When I learned of this the light bulb went off in my head.
In the spirit of Tolkien’s original vision, why couldn’t I as the reader and viewer absorb the adaptation in this way? Perhaps Peter Jackson found historical documents that contradicted the information in the books. Tolkien was working off the hobbit version of history, while Jackson chose the human perspective. That would explain why Tolkien covered more of the hobbit’s plight (Scouring of the Shire), whereas Jackson had a more cynical view on some of the human story lines (like Faramir’s). That doesn’t mean the movies had more accurate information, just different. I could still prefer the Tolkien version of events but without completely discounting Jackson’s material.

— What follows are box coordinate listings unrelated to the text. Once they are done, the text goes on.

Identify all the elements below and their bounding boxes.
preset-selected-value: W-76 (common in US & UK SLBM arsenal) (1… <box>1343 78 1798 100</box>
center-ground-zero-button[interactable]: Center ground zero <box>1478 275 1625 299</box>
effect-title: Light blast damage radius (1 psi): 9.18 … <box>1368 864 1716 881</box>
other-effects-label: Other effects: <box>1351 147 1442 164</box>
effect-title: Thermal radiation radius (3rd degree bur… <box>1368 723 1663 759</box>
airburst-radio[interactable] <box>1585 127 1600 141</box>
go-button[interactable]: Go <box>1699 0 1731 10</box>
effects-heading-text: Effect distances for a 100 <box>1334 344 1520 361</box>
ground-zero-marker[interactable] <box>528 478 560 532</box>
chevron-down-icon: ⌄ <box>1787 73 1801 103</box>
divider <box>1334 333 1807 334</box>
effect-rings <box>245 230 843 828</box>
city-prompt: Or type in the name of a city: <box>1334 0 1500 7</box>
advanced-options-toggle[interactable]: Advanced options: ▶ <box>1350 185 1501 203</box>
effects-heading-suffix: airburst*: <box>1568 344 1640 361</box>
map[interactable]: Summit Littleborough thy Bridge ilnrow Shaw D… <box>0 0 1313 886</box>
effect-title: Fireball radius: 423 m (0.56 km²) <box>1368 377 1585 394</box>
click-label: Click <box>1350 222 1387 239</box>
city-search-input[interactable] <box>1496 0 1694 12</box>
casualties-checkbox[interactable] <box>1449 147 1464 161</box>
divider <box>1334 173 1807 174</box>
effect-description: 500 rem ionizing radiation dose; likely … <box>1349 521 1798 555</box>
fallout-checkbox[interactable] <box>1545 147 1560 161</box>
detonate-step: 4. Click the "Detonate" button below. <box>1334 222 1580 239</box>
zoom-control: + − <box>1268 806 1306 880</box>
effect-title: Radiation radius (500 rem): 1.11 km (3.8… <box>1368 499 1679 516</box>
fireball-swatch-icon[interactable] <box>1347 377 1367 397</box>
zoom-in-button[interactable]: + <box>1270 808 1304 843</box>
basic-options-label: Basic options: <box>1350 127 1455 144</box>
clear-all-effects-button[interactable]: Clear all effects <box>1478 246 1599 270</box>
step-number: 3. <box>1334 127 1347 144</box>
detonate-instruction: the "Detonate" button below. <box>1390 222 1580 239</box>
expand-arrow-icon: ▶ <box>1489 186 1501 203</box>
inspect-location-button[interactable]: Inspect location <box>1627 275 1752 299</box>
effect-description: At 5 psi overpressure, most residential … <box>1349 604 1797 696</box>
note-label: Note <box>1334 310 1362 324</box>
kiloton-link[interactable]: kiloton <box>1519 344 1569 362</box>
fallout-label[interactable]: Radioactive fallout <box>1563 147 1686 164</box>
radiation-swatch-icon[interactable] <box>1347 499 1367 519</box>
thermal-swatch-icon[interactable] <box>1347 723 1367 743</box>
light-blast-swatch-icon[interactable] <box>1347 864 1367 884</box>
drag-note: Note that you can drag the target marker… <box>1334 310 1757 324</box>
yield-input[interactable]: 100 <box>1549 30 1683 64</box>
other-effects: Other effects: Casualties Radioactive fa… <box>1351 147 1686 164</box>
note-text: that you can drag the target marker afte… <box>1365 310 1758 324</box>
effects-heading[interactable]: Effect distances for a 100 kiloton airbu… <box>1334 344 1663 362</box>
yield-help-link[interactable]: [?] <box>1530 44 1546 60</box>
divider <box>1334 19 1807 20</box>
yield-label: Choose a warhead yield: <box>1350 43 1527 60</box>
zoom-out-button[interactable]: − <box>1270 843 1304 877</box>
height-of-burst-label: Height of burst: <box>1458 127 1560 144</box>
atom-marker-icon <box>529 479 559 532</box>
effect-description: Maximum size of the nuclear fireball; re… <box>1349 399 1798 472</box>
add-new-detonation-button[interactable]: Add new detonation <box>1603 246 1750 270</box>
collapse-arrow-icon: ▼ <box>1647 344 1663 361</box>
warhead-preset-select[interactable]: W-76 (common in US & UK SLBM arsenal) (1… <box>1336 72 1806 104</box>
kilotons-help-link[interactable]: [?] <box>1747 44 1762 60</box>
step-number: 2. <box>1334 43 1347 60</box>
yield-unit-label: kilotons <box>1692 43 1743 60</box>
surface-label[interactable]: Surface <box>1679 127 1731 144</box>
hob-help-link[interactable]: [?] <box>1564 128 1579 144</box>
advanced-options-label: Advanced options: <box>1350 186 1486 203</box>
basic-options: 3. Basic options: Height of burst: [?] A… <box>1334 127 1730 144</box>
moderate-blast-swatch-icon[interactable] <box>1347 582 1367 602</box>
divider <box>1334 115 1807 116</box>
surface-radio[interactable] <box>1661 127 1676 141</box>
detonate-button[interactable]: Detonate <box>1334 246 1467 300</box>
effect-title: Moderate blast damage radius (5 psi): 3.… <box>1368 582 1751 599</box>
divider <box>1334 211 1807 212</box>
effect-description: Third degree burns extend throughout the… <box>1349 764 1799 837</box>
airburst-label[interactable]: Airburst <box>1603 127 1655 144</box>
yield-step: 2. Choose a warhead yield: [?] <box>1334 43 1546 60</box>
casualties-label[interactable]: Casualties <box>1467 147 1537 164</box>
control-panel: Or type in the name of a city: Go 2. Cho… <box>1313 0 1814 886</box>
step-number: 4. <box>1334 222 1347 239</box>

I then thought I could do this with any adaptation of any book. If great master Tolkien could do it, then everyone should be allowed. Therefor, “Thrones” show runners David Benioff and D.B. Weiss aren’t raping George R.R. Martin’s masterpiece (mind you, Martin himself has also made adaptation changes in his own episode scripts). They are interpreting it based on different historical documents snatched through a time portal between Westeros and Earth. Perhaps these documents were written by Lannister historians instead of ones from House Stark.
Worst case scenario, once you digest the different perspectives on the (faux) history you love, you can always dive right back into the written word and believe it to be the correct version. Until then, enjoy the adaptation. It’s actually quite a wonderful experience --if you let it.